Le salon de l’emploi vient de voir le jour en Mauritanie. Une initiative à encourager certes, mais dont le mécanisme me semble difficile à mettre en place dans un pays qui tend vers l’anéantissement de la classe moyenne et son pouvoir d’achat. Sans épargne, il n’y a pas de développement, d’où la très délicate question de la relance économique et la place des pauvres sans compétences, ou sans diplômes dans la reprise.
A en croire les organisateurs dudit salon, celui-ci vise « à rassembler les acteurs en matière d’emploi et de recrutement et à encourager la rencontre entre les employeurs et les spécialistes ciblés, à favoriser l’organisation de sessions de formation, la promotion de la formation professionnelle et technique en tant que moteur essentiel pour la dynamisation de l’emploi et la promotion des compétences locales auprès des sociétés internationales,...
...la promotion de l’auto emploi, la création de petites et moyennes entreprises, la facilitation du mouvement des cadres professionnels au sein des sociétés et à contribuer à la conception et à l’accompagnement de l’exécution de la stratégie nationale d’emploi, à valoriser les potentialités de la Mauritanie et à renforcer le partenariat entre les secteurs public et privé »( ami.mr).
Voilà un bon discours ! « S’il est réellement concrétisé !? »
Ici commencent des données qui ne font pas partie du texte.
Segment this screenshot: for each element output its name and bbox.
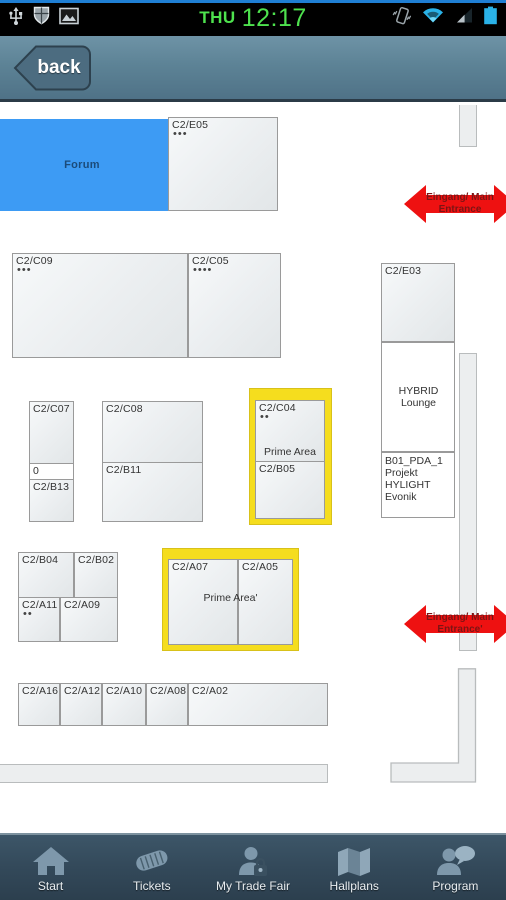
wall-bottom-corridor bbox=[0, 764, 328, 783]
stand-code: C2/C08 bbox=[106, 403, 143, 415]
stand-code: C2/B13 bbox=[33, 481, 70, 493]
stand-dots: •• bbox=[23, 608, 33, 620]
stand-c2-a10[interactable]: C2/A10 bbox=[102, 683, 146, 726]
clock-day: THU bbox=[199, 8, 236, 27]
stand-c2-c04[interactable]: C2/C04 •• Prime Area bbox=[255, 400, 325, 462]
status-bar-right-icons bbox=[392, 0, 498, 36]
stand-c2-c07[interactable]: C2/C07 bbox=[29, 401, 74, 464]
stand-code: C2/A02 bbox=[192, 685, 229, 697]
tab-program[interactable]: Program bbox=[405, 835, 506, 900]
tab-label: Start bbox=[37, 878, 64, 893]
stand-c2-b02[interactable]: C2/B02 bbox=[74, 552, 118, 598]
stand-code: C2/A12 bbox=[64, 685, 101, 697]
stand-dots: ••• bbox=[17, 264, 32, 276]
stand-c2-b13[interactable]: C2/B13 bbox=[29, 479, 74, 522]
stand-c2-c05[interactable]: C2/C05 •••• bbox=[188, 253, 281, 358]
hallplan-map[interactable]: Forum C2/E05 ••• C2/C09 ••• C2/C05 •••• … bbox=[0, 105, 506, 833]
stand-code: C2/A05 bbox=[242, 561, 279, 573]
stand-code: C2/B11 bbox=[106, 464, 142, 476]
app-root: THU 12:17 back Forum C2/E05 ••• C2/C09 •… bbox=[0, 0, 506, 900]
stand-b01-pda-1[interactable]: B01_PDA_1 Projekt HYLIGHT Evonik bbox=[381, 452, 455, 518]
stand-dots: •••• bbox=[193, 264, 213, 276]
clock-time: 12:17 bbox=[241, 3, 307, 32]
stand-c2-c09[interactable]: C2/C09 ••• bbox=[12, 253, 188, 358]
tab-label: My Trade Fair bbox=[216, 878, 291, 893]
tab-label: Tickets bbox=[133, 878, 171, 893]
stand-c2-b11[interactable]: C2/B11 bbox=[102, 462, 203, 522]
stand-c2-a16[interactable]: C2/A16 bbox=[18, 683, 60, 726]
stand-forum-label: Forum bbox=[64, 159, 100, 171]
user-chat-icon bbox=[434, 843, 476, 877]
hybrid-lounge-label: HYBRID Lounge bbox=[398, 385, 439, 409]
tab-tickets[interactable]: Tickets bbox=[101, 835, 202, 900]
stand-code: C2/A07 bbox=[172, 561, 209, 573]
bottom-tab-bar: Start Tickets My Trade Fair Hallplans Pr… bbox=[0, 833, 506, 900]
main-entrance-arrow-2[interactable]: Eingang/ Main Entrance' bbox=[404, 595, 506, 653]
wall-bottom-right-corner bbox=[390, 668, 477, 783]
wifi-icon bbox=[422, 7, 444, 29]
stand-code: C2/A09 bbox=[64, 599, 101, 611]
ticket-icon bbox=[132, 843, 172, 877]
stand-c2-c08[interactable]: C2/C08 bbox=[102, 401, 203, 463]
stand-c2-e05[interactable]: C2/E05 ••• bbox=[168, 117, 278, 211]
prime-area-label-1: Prime Area bbox=[264, 446, 316, 458]
back-button[interactable]: back bbox=[12, 45, 94, 91]
wall-top-right bbox=[459, 105, 477, 147]
stand-c2-b05[interactable]: C2/B05 bbox=[255, 461, 325, 519]
tab-start[interactable]: Start bbox=[0, 835, 101, 900]
stand-code: C2/B04 bbox=[22, 554, 59, 566]
user-lock-icon bbox=[233, 843, 273, 877]
header-bar: back bbox=[0, 36, 506, 102]
stand-c2-a12[interactable]: C2/A12 bbox=[60, 683, 102, 726]
tab-label: Hallplans bbox=[329, 878, 379, 893]
stand-c2-b04[interactable]: C2/B04 bbox=[18, 552, 74, 598]
stand-c2-e03[interactable]: C2/E03 bbox=[381, 263, 455, 342]
home-icon bbox=[31, 843, 71, 877]
main-entrance-arrow-1[interactable]: Eingang/ Main Entrance bbox=[404, 175, 506, 233]
stand-dots: •• bbox=[260, 411, 270, 423]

Il faut, d’abord, revenir sur la définition des critères de la pauvreté chez nous et la capacité de notre économie nationale à absorber les chômeurs.
Cette capacité est, sans contraste, biaisée par la situation de guerre imposée par l’insécurité dans les zones sahélo- sahariennes. Et la lutte contre la gabegie et la rationalité des ressources, leurs orientations, l’indépendance de la justice, demeurent-elles l’épine dorsale de la mise en place d’une vraie stratégie d’emploi ?
Deux axes, cependant, à valoriser : le premier est celui de la qualité de l’enseignement professionnel et académique, quant au deuxième c’est incontestablement l’action gouvernementale permettant d’insérer les chômeurs et de suivre leur productivité. L’expérience de l’agropastoral dans la zone de « chemama » qui a permis l’insertion de plusieurs chômeurs à la recherche de l’emploi en est la seule initiative, pour le moment, que l’on peut juger juste.
Ainsi, « étant donné que 24,6 % de la population mauritanienne s’occupe du commerce[1], une structure commerciale qui réalise un chiffre d’affaires dépassant les 2 millions d’ouguiyas peut bel et bien être dans l’obligation de tenir une comptabilité même si elle n’est pas soumise au régime réel d’imposition (25% du bénéfice pour une société qui réalise un chiffre d’affaires au delà de 3 millions). Ce qui permettra, tout simplement, d’insérer un bon nombre de demandeurs d’emploi.
En gros, soumettre les entreprises nationales et étrangères à des mécanismes plus réfléchis d’insertion des chômeurs tout en les insistant à investir représente la clé de voûte pour relancer les activités économiques. Il faut, néanmoins, alléger les procédures de création des entreprises tout en luttant contre la fraude fiscale et ‘l’informalisation’ des unités de création d’emploi ». (NDR)
Mohamed Fouad Barrada
[1] Ce chiffre est issu d’une étude sur la carte des potentialités de création d’emplois en Mauritanie, restituée pour validation au cours d’un atelier tenu le jeudi 8 avril 2010 à Nouakchott.